I’m looking forward to appearing in the Supreme Court of BC tomorrow to obtain court approval of a comprehensive Settlement Agreement reached between parties to a wills variation claim, pursuant to s. 60 of the Wills, Estates and Succession Act. Although a complete and final settlement of the claim has been reached among all parties, pursuant to Rule 20-2(17) of the Supreme Court Civil Rules, a settlement is not binding without the approval of this Court if a party is under a legal disability.
As referenced above, the jurisdiction of the Court to vary a will is derived from Division 6 of the Wills, Estates and Succession Act. Section 60 of the Act states:
Despite any law or enactment to the contrary, if a will-maker dies leaving a will that does not, in the court’s opinion, make adequate provision of the proper maintenance and support of the will-maker’s spouse or children, the court may, in a proceeding by or on behalf of the spouse or children, order that the provision that it thinks adequate, just and equitable in the circumstances be made out of the will-maker’s estate for the spouse or children.
In the leading Supreme Court of Canada decision Tataryn v.

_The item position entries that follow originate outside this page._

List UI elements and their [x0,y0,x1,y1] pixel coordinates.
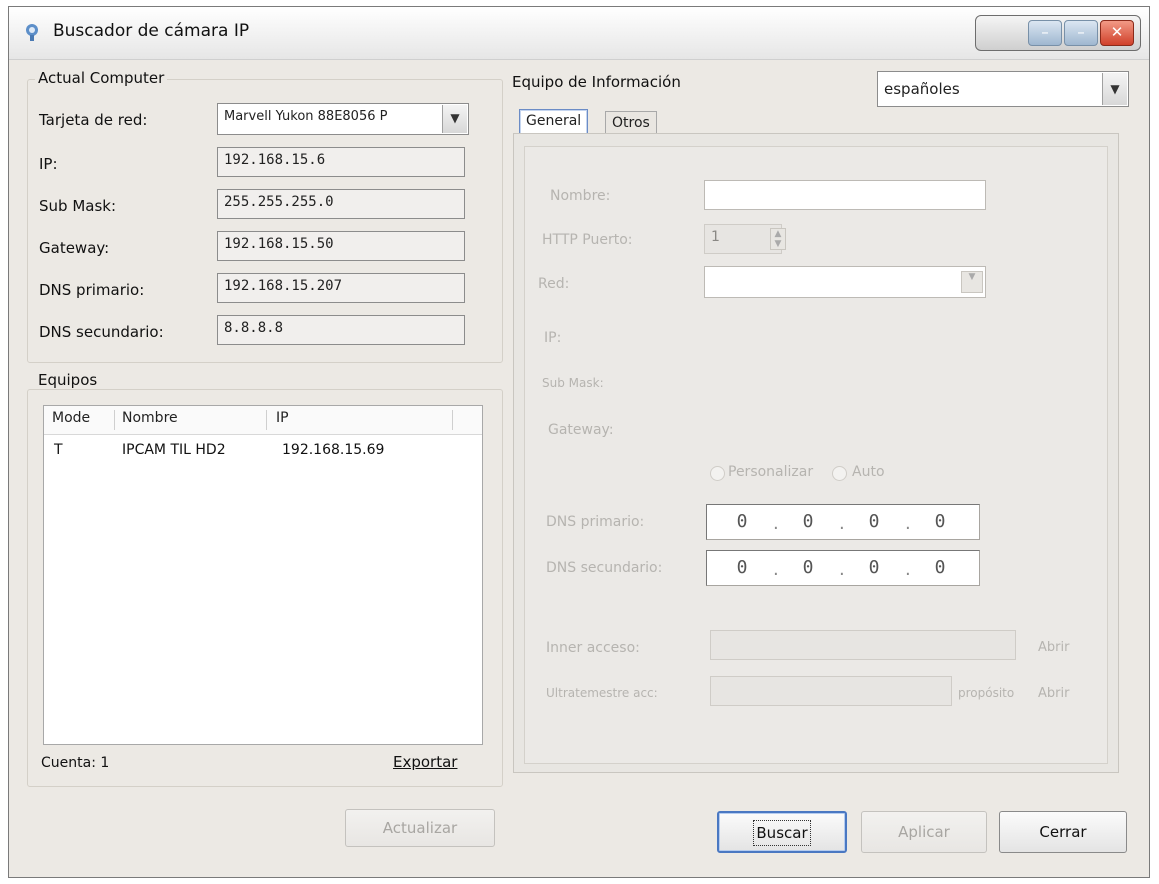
port-spinner-icon[interactable]: ▲ ▼ [770,228,786,250]
column-separator [266,410,267,430]
inner-access-label: Inner acceso: [546,640,640,656]
close-window-button[interactable]: ✕ [1100,20,1134,46]
inner-access-input[interactable] [710,630,1016,660]
window-controls: – – ✕ [975,15,1141,51]
column-separator [452,410,453,430]
dot-separator: . [773,513,779,534]
dot-separator: . [905,559,911,580]
http-port-label: HTTP Puerto: [542,232,633,248]
device-name-label: Nombre: [550,188,611,204]
dns2-octet[interactable]: 0 [793,557,823,578]
close-button-label: Cerrar [1039,823,1087,841]
update-button-label: Actualizar [382,819,458,837]
auto-radio[interactable] [832,466,847,481]
window-title: Buscador de cámara IP [53,21,250,41]
network-label: Red: [538,276,570,292]
maximize-icon: – [1077,23,1085,41]
devices-list[interactable]: Mode Nombre IP T IPCAM TIL HD2 192.168.1… [43,405,483,745]
apply-button[interactable]: Aplicar [861,811,987,853]
device-info-label: Equipo de Información [509,73,684,91]
dns-primary-label: DNS primario: [39,281,145,299]
dns1-octet[interactable]: 0 [793,511,823,532]
minimize-icon: – [1041,23,1049,41]
device-dns1-label: DNS primario: [546,514,645,530]
dns-secondary-ip-input[interactable]: 0 . 0 . 0 . 0 [706,550,980,586]
row-ip: 192.168.15.69 [282,442,385,458]
dot-separator: . [839,559,845,580]
network-select[interactable]: ▼ [704,266,986,298]
tab-general[interactable]: General [519,109,589,135]
dns2-octet[interactable]: 0 [859,557,889,578]
personalize-label: Personalizar [728,464,814,480]
device-name-input[interactable] [704,180,986,210]
purpose-label: propósito [958,686,1015,700]
export-link[interactable]: Exportar [393,753,457,771]
search-button[interactable]: Buscar [717,811,847,853]
device-count: Cuenta: 1 [41,755,110,771]
search-button-label: Buscar [753,820,811,846]
submask-field[interactable]: 255.255.255.0 [217,189,465,219]
outer-access-label: Ultratemestre acc: [546,686,658,700]
dns-secondary-label: DNS secundario: [39,323,164,341]
device-submask-label: Sub Mask: [542,376,604,390]
dns2-octet[interactable]: 0 [925,557,955,578]
dot-separator: . [839,513,845,534]
network-card-label: Tarjeta de red: [39,111,148,129]
outer-access-input[interactable] [710,676,952,706]
actual-computer-label: Actual Computer [35,69,168,87]
outer-open-link[interactable]: Abrir [1038,686,1069,701]
dns2-octet[interactable]: 0 [727,557,757,578]
inner-open-link[interactable]: Abrir [1038,640,1069,655]
gateway-label: Gateway: [39,239,110,257]
dns-primary-ip-input[interactable]: 0 . 0 . 0 . 0 [706,504,980,540]
submask-label: Sub Mask: [39,197,117,215]
app-window: Buscador de cámara IP – – ✕ Actual Compu… [8,6,1150,878]
apply-button-label: Aplicar [898,823,950,841]
device-gateway-label: Gateway: [548,422,614,438]
auto-label: Auto [852,464,885,480]
dns1-octet[interactable]: 0 [925,511,955,532]
table-row[interactable]: T IPCAM TIL HD2 192.168.15.69 [44,436,482,462]
network-card-select[interactable]: Marvell Yukon 88E8056 P ▼ [217,103,469,135]
column-ip[interactable]: IP [276,410,289,426]
column-name[interactable]: Nombre [122,410,178,426]
ip-label: IP: [39,155,58,173]
update-button[interactable]: Actualizar [345,809,495,847]
maximize-button[interactable]: – [1064,20,1098,46]
column-mode[interactable]: Mode [52,410,90,426]
device-dns2-label: DNS secundario: [546,560,663,576]
chevron-down-icon[interactable]: ▼ [961,271,983,293]
dns-secondary-field[interactable]: 8.8.8.8 [217,315,465,345]
dot-separator: . [905,513,911,534]
chevron-down-icon[interactable]: ▼ [442,105,467,133]
row-name: IPCAM TIL HD2 [122,442,226,458]
title-bar: Buscador de cámara IP – – ✕ [9,7,1149,60]
minimize-button[interactable]: – [1028,20,1062,46]
close-button[interactable]: Cerrar [999,811,1127,853]
chevron-down-icon[interactable]: ▼ [1102,73,1127,105]
column-separator [114,410,115,430]
network-card-value: Marvell Yukon 88E8056 P [224,109,388,124]
dns1-octet[interactable]: 0 [727,511,757,532]
gateway-field[interactable]: 192.168.15.50 [217,231,465,261]
devices-list-header: Mode Nombre IP [44,406,482,435]
dns1-octet[interactable]: 0 [859,511,889,532]
close-icon: ✕ [1110,23,1124,41]
dns-primary-field[interactable]: 192.168.15.207 [217,273,465,303]
dot-separator: . [773,559,779,580]
camera-app-icon [26,24,38,41]
device-ip-label: IP: [544,330,562,346]
ip-field[interactable]: 192.168.15.6 [217,147,465,177]
general-tab-panel: Nombre: HTTP Puerto: 1 ▲ ▼ Red: ▼ IP: Sub… [513,133,1119,773]
language-select[interactable]: españoles ▼ [877,71,1129,107]
language-value: españoles [884,80,960,98]
row-mode: T [54,442,63,458]
devices-label: Equipos [35,371,101,389]
personalize-radio[interactable] [710,466,725,481]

Tataryn, the court concluded that the objective is to allow for judicial interference, at its discretion, with testamentary freedom where a spouse or child has not been left with adequate, just and equitable provision. The basic approach in Tataryn was to assess, objectively, the legal norms and moral norms owed by the deceased to his or her spouse and/or children. The Court held that the test is that of a judicious parent, assessed in view of current societal legal norms and moral norms. Tataryn also held that all legal and moral claims against an Estate should be satisfied if the size of the Estate permits.
In this case, counsel and the parties were able to work together collaboratively to arrive at a resolution of this estate matter that met the needs and objectives of all the parties. The Public Guardian and Trustee had no objection to the proposed variation of the Will. Thinking positively that we will be successful in obtaining court approval tomorrow, this will be a favourable outcome for all the parties concerned.